Page-level parallelism , fanning out the work of decoding individual data pages to multiple worker threads. This allows for a much higher CPU utilization (and lower memory consumption) than when solely processing different column chunks, row groups, or even files in parallel.

Adaptive page prefetching , ensuring that columns which are slower to decode than others (e.g. depending on their data type) receive more resources, so that all columns of a file can be read at the same pace.

Cross-file prefetching, starting to map and decode the pages of file N+1 when approaching the end of file N of a multi-file dataset, avoiding any slowdown at file transitions.

By employing these techniques and some others, such as minimizing allocations and avoiding auto-boxing of primitive values, Hardwood’s performance has come quite a long way since starting the project at the end of last year. As an example, the values of three out of 20 columns of the NYC taxi ride data set (a subset of 119 files overall, ~9.2 GB total, ~650M rows) can be summed up in ~2.7 sec using the row reader API with indexed access on my MacBook Pro M3 Max with 16 CPU cores.
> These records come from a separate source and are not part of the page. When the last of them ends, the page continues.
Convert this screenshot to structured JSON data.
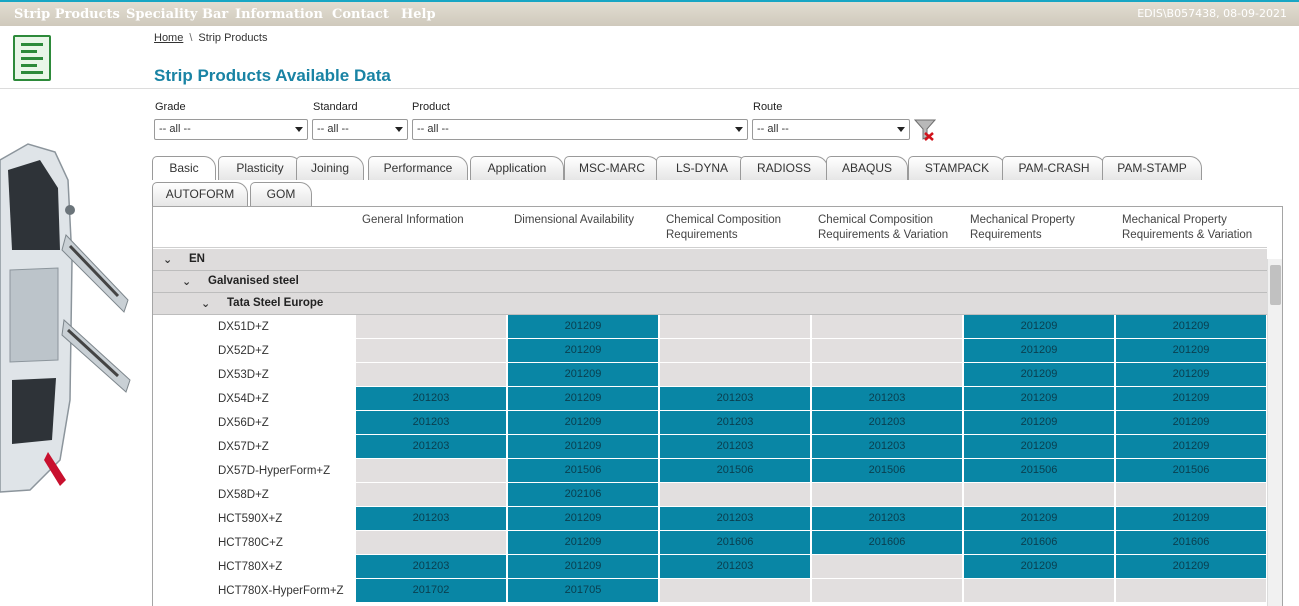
{
  "nav": {
    "items": [
      "Strip Products",
      "Speciality Bar",
      "Information",
      "Contact",
      "Help"
    ],
    "user_info": "EDIS\\B057438, 08-09-2021"
  },
  "breadcrumb": {
    "home": "Home",
    "current": "Strip Products"
  },
  "page_title": "Strip Products Available Data",
  "filters": {
    "grade": {
      "label": "Grade",
      "value": "-- all --"
    },
    "standard": {
      "label": "Standard",
      "value": "-- all --"
    },
    "product": {
      "label": "Product",
      "value": "-- all --"
    },
    "route": {
      "label": "Route",
      "value": "-- all --"
    }
  },
  "tabs": [
    "Basic",
    "Plasticity",
    "Joining",
    "Performance",
    "Application",
    "MSC-MARC",
    "LS-DYNA",
    "RADIOSS",
    "ABAQUS",
    "STAMPACK",
    "PAM-CRASH",
    "PAM-STAMP",
    "AUTOFORM",
    "GOM"
  ],
  "active_tab": "Basic",
  "columns": [
    [
      "General Information",
      ""
    ],
    [
      "Dimensional Availability",
      ""
    ],
    [
      "Chemical Composition",
      "Requirements"
    ],
    [
      "Chemical Composition",
      "Requirements & Variation"
    ],
    [
      "Mechanical Property",
      "Requirements"
    ],
    [
      "Mechanical Property",
      "Requirements & Variation"
    ]
  ],
  "groups": {
    "standard": "EN",
    "material": "Galvanised steel",
    "supplier": "Tata Steel Europe"
  },
  "rows": [
    {
      "grade": "DX51D+Z",
      "cells": [
        "",
        "201209",
        "",
        "",
        "201209",
        "201209"
      ]
    },
    {
      "grade": "DX52D+Z",
      "cells": [
        "",
        "201209",
        "",
        "",
        "201209",
        "201209"
      ]
    },
    {
      "grade": "DX53D+Z",
      "cells": [
        "",
        "201209",
        "",
        "",
        "201209",
        "201209"
      ]
    },
    {
      "grade": "DX54D+Z",
      "cells": [
        "201203",
        "201209",
        "201203",
        "201203",
        "201209",
        "201209"
      ]
    },
    {
      "grade": "DX56D+Z",
      "cells": [
        "201203",
        "201209",
        "201203",
        "201203",
        "201209",
        "201209"
      ]
    },
    {
      "grade": "DX57D+Z",
      "cells": [
        "201203",
        "201209",
        "201203",
        "201203",
        "201209",
        "201209"
      ]
    },
    {
      "grade": "DX57D-HyperForm+Z",
      "cells": [
        "",
        "201506",
        "201506",
        "201506",
        "201506",
        "201506"
      ]
    },
    {
      "grade": "DX58D+Z",
      "cells": [
        "",
        "202106",
        "",
        "",
        "",
        ""
      ]
    },
    {
      "grade": "HCT590X+Z",
      "cells": [
        "201203",
        "201209",
        "201203",
        "201203",
        "201209",
        "201209"
      ]
    },
    {
      "grade": "HCT780C+Z",
      "cells": [
        "",
        "201209",
        "201606",
        "201606",
        "201606",
        "201606"
      ]
    },
    {
      "grade": "HCT780X+Z",
      "cells": [
        "201203",
        "201209",
        "201203",
        "",
        "201209",
        "201209"
      ]
    },
    {
      "grade": "HCT780X-HyperForm+Z",
      "cells": [
        "201702",
        "201705",
        "",
        "",
        "",
        ""
      ]
    }
  ],
  "colors": {
    "accent": "#0986a5",
    "title": "#1983a4",
    "empty_cell": "#e2dfdf"
  }
}
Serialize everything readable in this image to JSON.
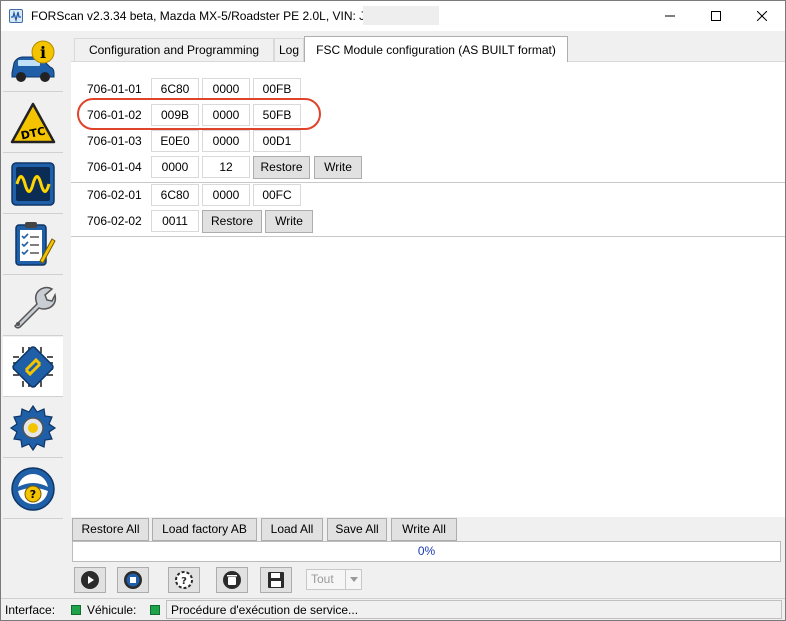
{
  "window": {
    "title": "FORScan v2.3.34 beta, Mazda MX-5/Roadster PE 2.0L, VIN: JMZ",
    "controls": [
      "minimize-icon",
      "maximize-icon",
      "close-icon"
    ]
  },
  "sidebar": {
    "items": [
      {
        "name": "vehicle-info",
        "icon": "car-info-icon"
      },
      {
        "name": "dtc",
        "icon": "dtc-warning-icon",
        "text": "DTC"
      },
      {
        "name": "oscilloscope",
        "icon": "oscilloscope-icon"
      },
      {
        "name": "tests",
        "icon": "checklist-icon"
      },
      {
        "name": "service",
        "icon": "wrench-icon"
      },
      {
        "name": "configuration",
        "icon": "module-chip-icon",
        "active": true
      },
      {
        "name": "settings",
        "icon": "gear-icon"
      },
      {
        "name": "help",
        "icon": "help-steering-icon"
      }
    ]
  },
  "tabs": [
    {
      "label": "Configuration and Programming",
      "active": false
    },
    {
      "label": "Log",
      "active": false
    },
    {
      "label": "FSC Module configuration (AS BUILT format)",
      "active": true
    }
  ],
  "rows": [
    {
      "label": "706-01-01",
      "cells": [
        "6C80",
        "0000",
        "00FB"
      ]
    },
    {
      "label": "706-01-02",
      "cells": [
        "009B",
        "0000",
        "50FB"
      ],
      "highlighted": true
    },
    {
      "label": "706-01-03",
      "cells": [
        "E0E0",
        "0000",
        "00D1"
      ]
    },
    {
      "label": "706-01-04",
      "cells": [
        "0000",
        "12"
      ],
      "buttons": [
        "Restore",
        "Write"
      ]
    },
    {
      "label": "706-02-01",
      "cells": [
        "6C80",
        "0000",
        "00FC"
      ]
    },
    {
      "label": "706-02-02",
      "cells": [
        "0011"
      ],
      "buttons": [
        "Restore",
        "Write"
      ]
    }
  ],
  "actions": {
    "restore_all": "Restore All",
    "load_factory": "Load factory AB",
    "load_all": "Load All",
    "save_all": "Save All",
    "write_all": "Write All"
  },
  "progress": {
    "text": "0%",
    "value": 0
  },
  "toolbar": {
    "tools": [
      "play-icon",
      "stop-icon",
      "help-circle-icon",
      "delete-icon",
      "save-disk-icon"
    ],
    "filter_value": "Tout"
  },
  "status": {
    "interface_label": "Interface:",
    "vehicle_label": "Véhicule:",
    "message": "Procédure d'exécution de service...",
    "led_color": "#1fa34a"
  },
  "colors": {
    "highlight": "#e0432b",
    "progress_text": "#1a3bb5"
  }
}
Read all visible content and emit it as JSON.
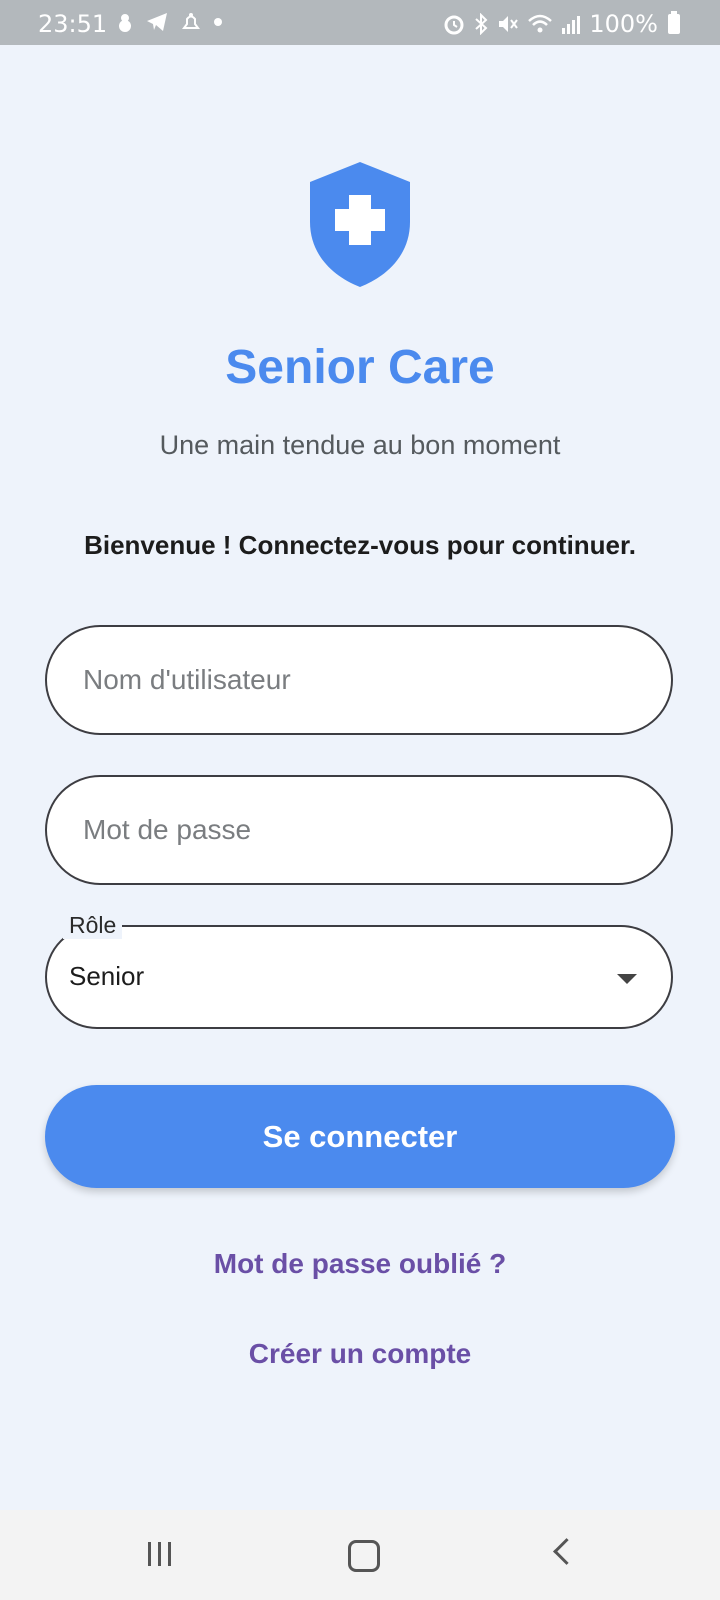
{
  "status_bar": {
    "time": "23:51",
    "battery": "100%",
    "left_icons": [
      "snowman-icon",
      "telegram-icon",
      "alarm-bell-icon",
      "dot-icon"
    ],
    "right_icons": [
      "alarm-clock-icon",
      "bluetooth-icon",
      "mute-icon",
      "wifi-icon",
      "signal-icon",
      "battery-icon"
    ]
  },
  "app": {
    "logo_icon": "shield-plus-icon",
    "title": "Senior Care",
    "tagline": "Une main tendue au bon moment",
    "welcome": "Bienvenue ! Connectez-vous pour continuer."
  },
  "form": {
    "username_placeholder": "Nom d'utilisateur",
    "password_placeholder": "Mot de passe",
    "role_label": "Rôle",
    "role_value": "Senior",
    "submit_label": "Se connecter"
  },
  "links": {
    "forgot_password": "Mot de passe oublié ?",
    "create_account": "Créer un compte"
  },
  "colors": {
    "accent": "#4b8aee",
    "link": "#6a4fa6",
    "background": "#eef3fb"
  },
  "nav_bar": {
    "icons": [
      "recents-icon",
      "home-icon",
      "back-icon"
    ]
  }
}
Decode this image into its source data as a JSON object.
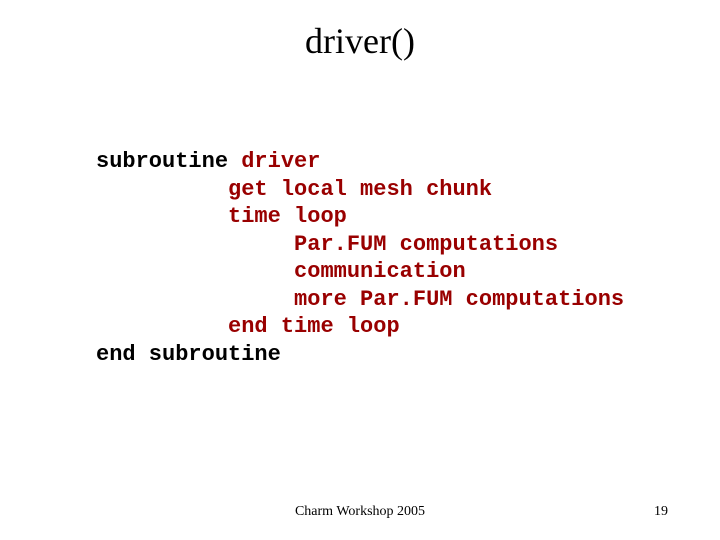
{
  "title": "driver()",
  "code": {
    "l1_kw": "subroutine",
    "l1_name": " driver",
    "indent1": "          ",
    "indent2": "               ",
    "l2": "get local mesh chunk",
    "l3": "time loop",
    "l4": "Par.FUM computations",
    "l5": "communication",
    "l6": "more Par.FUM computations",
    "l7": "end time loop",
    "l8_kw": "end subroutine"
  },
  "footer": {
    "center": "Charm Workshop 2005",
    "page": "19"
  }
}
With the column reader API, the same task takes ~1.2 sec.

The taxi ride data set has a completely flat schema, i.e. it doesn’t contain any structs, lists, or maps. Most Parquet-based data sets fall into this category, and thus the focus for optimizing Hardwood has primarily been on these kinds of files so far. While less commonly found, the Parquet format also supports nested schemas. An example for this category are the Parquet files of the Overture Maps project. On the same machine as above, Hardwood can completely parse all the columns of a file with points of interest (~900 MB, ~9M records) in ~2.1 sec using the row reader API and in ~1.3 sec with the column reader API.

In order to identify bottlenecks, Hardwood comes with support for the JDK Flight Recorder, tracking key performance metrics and events such as prefetch misses, page decoding times, etc.